L.A. County Sheriff’s Department overstated violent crimes, audit findsSeptember 15, 2014
An initial review of crime statistics at the Los Angeles County Sheriff’s Department released Thursday found that the agency tends to overstate violent crime.
An audit of 240 assaults from six sheriff’s stations found that department personnel misclassified more than 31% of minor assaults as serious offenses, while incorrectly filing about 3% of serious attacks as minor ones.
The report was issued by Inspector General Max Huntsman, the newly installed Sheriff’s Department watchdog.
Following a Los Angeles Times investigation last month that revealed problems with the Los Angeles Police Department’s reporting of violent crimes, Los Angeles County supervisors ordered an independent review of the Sheriff’s Department’s crime statistics.
Supervisor Michael D. Antonovich, who asked for the review by Huntsman, said the report “reinforces the integrity of the crime reports by the Sheriff’s Department and I applaud the department for their cooperation and transparency with the inspector general and the public on this issue.”
Sheriff’s officials have identified the overreporting problem in the past and have put out bulletins to help deputies better understand the rules, Huntsman said.
The inspector general said he aims to conduct a more thorough review of different crime types next year, when his audit team is fully staffed.
“To really figure out why exactly is this happening, you’d have to look at this more deeply and that wasn’t the purpose of this initial audit,” Huntsman said.
The Times reported last month that the LAPD had misclassified nearly 1,200 violent crimes as minor offenses during a recent 12-month period.

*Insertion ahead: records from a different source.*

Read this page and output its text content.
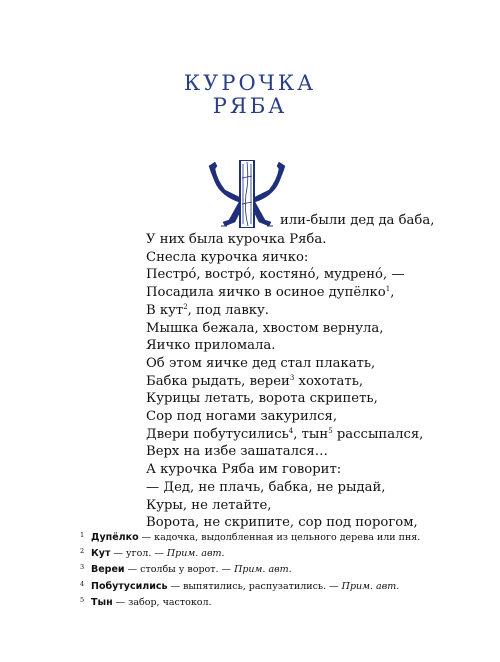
КУРОЧКА
РЯБА
или-были дед да баба,
У них была курочка Ряба.
Снесла курочка яичко:
Пестрó, вострó, костянó, мудренó, —
Посадила яичко в осиное дупёлко$^1$,
В кут$^2$, под лавку.
Мышка бежала, хвостом вернула,
Яичко приломала.
Об этом яичке дед стал плакать,
Бабка рыдать, вереи$^3$ хохотать,
Курицы летать, ворота скрипеть,
Сор под ногами закурился,
Двери побутусились$^4$, тын$^5$ рассыпался,
Верх на избе зашатался…
А курочка Ряба им говорит:
— Дед, не плачь, бабка, не рыдай,
Куры, не летайте,
Ворота, не скрипите, сор под порогом,
1 Дупёлко — кадочка, выдолбленная из цельного дерева или пня.
2 Кут — угол. — Прим. авт.
3 Вереи — столбы у ворот. — Прим. авт.
4 Побутусились — выпятились, распузатились. — Прим. авт.
5 Тын — забор, частокол.
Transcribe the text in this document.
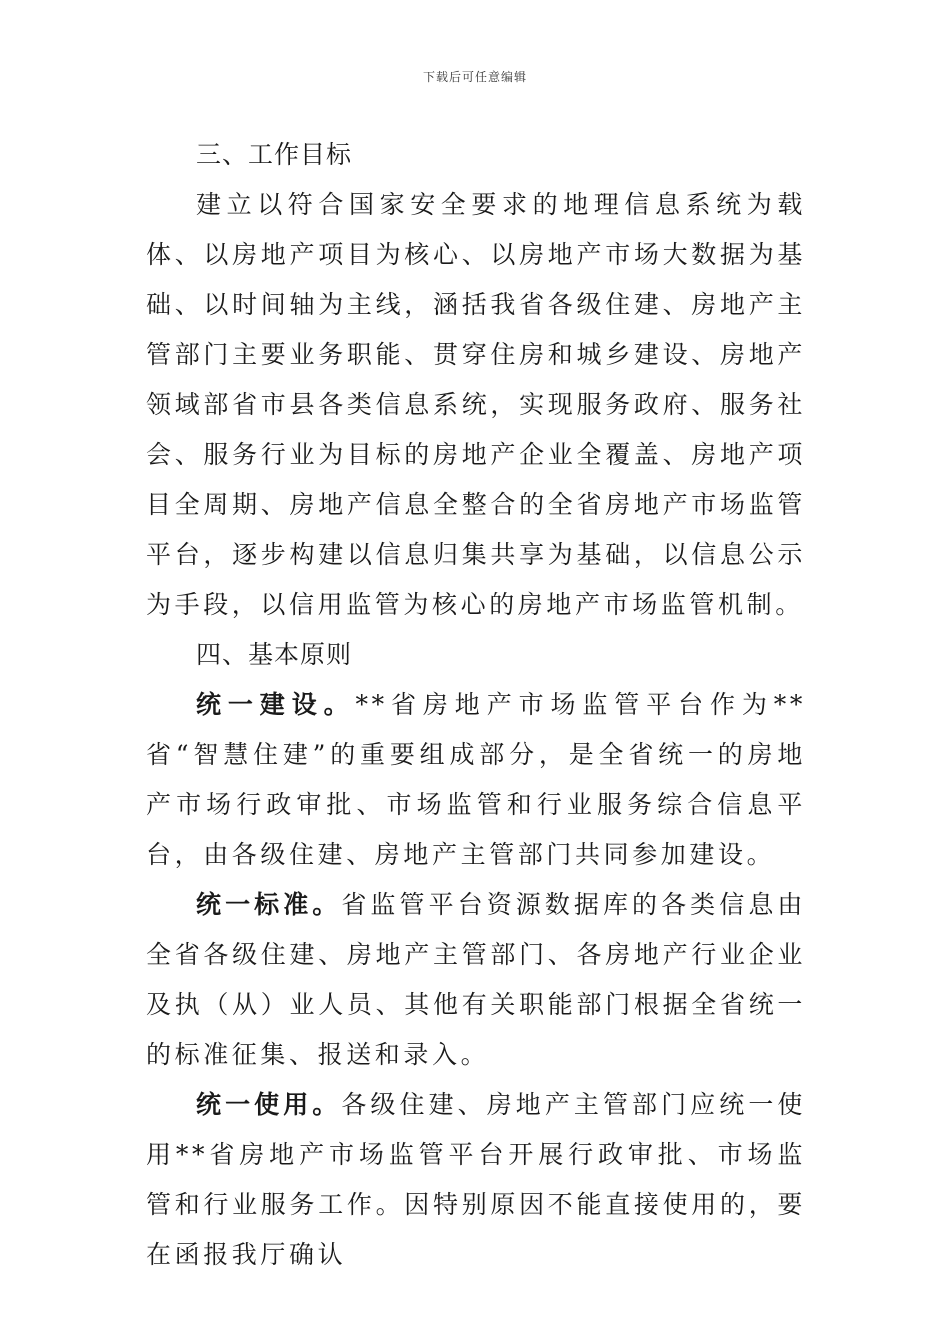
下载后可任意编辑
三、工作目标

建立以符合国家安全要求的地理信息系统为载体、以房地产项目为核心、以房地产市场大数据为基础、以时间轴为主线，涵括我省各级住建、房地产主管部门主要业务职能、贯穿住房和城乡建设、房地产领域部省市县各类信息系统，实现服务政府、服务社会、服务行业为目标的房地产企业全覆盖、房地产项目全周期、房地产信息全整合的全省房地产市场监管平台，逐步构建以信息归集共享为基础，以信息公示为手段，以信用监管为核心的房地产市场监管机制。

四、基本原则

统一建设。**省房地产市场监管平台作为**省“智慧住建”的重要组成部分，是全省统一的房地产市场行政审批、市场监管和行业服务综合信息平台，由各级住建、房地产主管部门共同参加建设。

统一标准。省监管平台资源数据库的各类信息由全省各级住建、房地产主管部门、各房地产行业企业及执（从）业人员、其他有关职能部门根据全省统一的标准征集、报送和录入。

统一使用。各级住建、房地产主管部门应统一使用**省房地产市场监管平台开展行政审批、市场监管和行业服务工作。因特别原因不能直接使用的，要在函报我厅确认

Had the crimes been recorded correctly, the official figure for violent crime overall would have been nearly 7% higher. Almost all of the misclassified crimes were aggravated assaults, which would have been almost 14% higher.
After the report was published, LAPD Inspector General Alex Bustamante said he would launch an audit of multiple years of crime data to evaluate whether declines in crime in the city were as dramatic as reported by the department.
The overreporting errors at the Sheriff’s Department occurred primarily at the initial crime classification stage when deputies make a decision on how to title a crime report, according to the audit. Deputies commonly classify an assault case as a felony when the crime could be charged by prosecutors as either a felony or a misdemeanor, the inspector general’s report states.
In one example, Huntsman said, a deputy initially classified a domestic violence incident as an aggravated assault because the victim was struck repeatedly and sustained a bump and cut on the head. The case should have been filed as a minor assault. To meet the FBI’s definition of aggravated assault, a victim must suffer serious injury, such as a broken nose or a cut that requires stitches.
Of the six sheriff’s stations analyzed, Marina del Rey was the only one with zero errors. The other stations — Century, Compton, East L.A., Lancaster and South L.A. — overreported between 25% and 50% of aggravated assaults during the one-year period reviewed. Meanwhile, the Century station underreported 15% of its serious assaults as minor offenses.
Huntsman’s report also included a separate review of 62 aggravated assaults that were changed to other offenses at the six sheriff’s stations during a 10-month period ending in April 2014. The audit found nearly 5% of those reports were incorrectly downgraded to minor assaults. The report also noted that reclassification occurred in 1.4% of the 5,000 cases from which the sample was drawn.
Like the LAPD, the Sheriff’s Department uses data to track trends and hold commanders accountable for rising crime in their areas, Assistant Sheriff Michael Rothans said. The department holds meetings each Monday to measure activity in patrol divisions, devise strategies to fight crime and deploy resources.
The Sheriff’s Department conducts yearly audits at each of its stations to judge the accuracy of data on issues such as crime classification and clearance rates, Rothans said.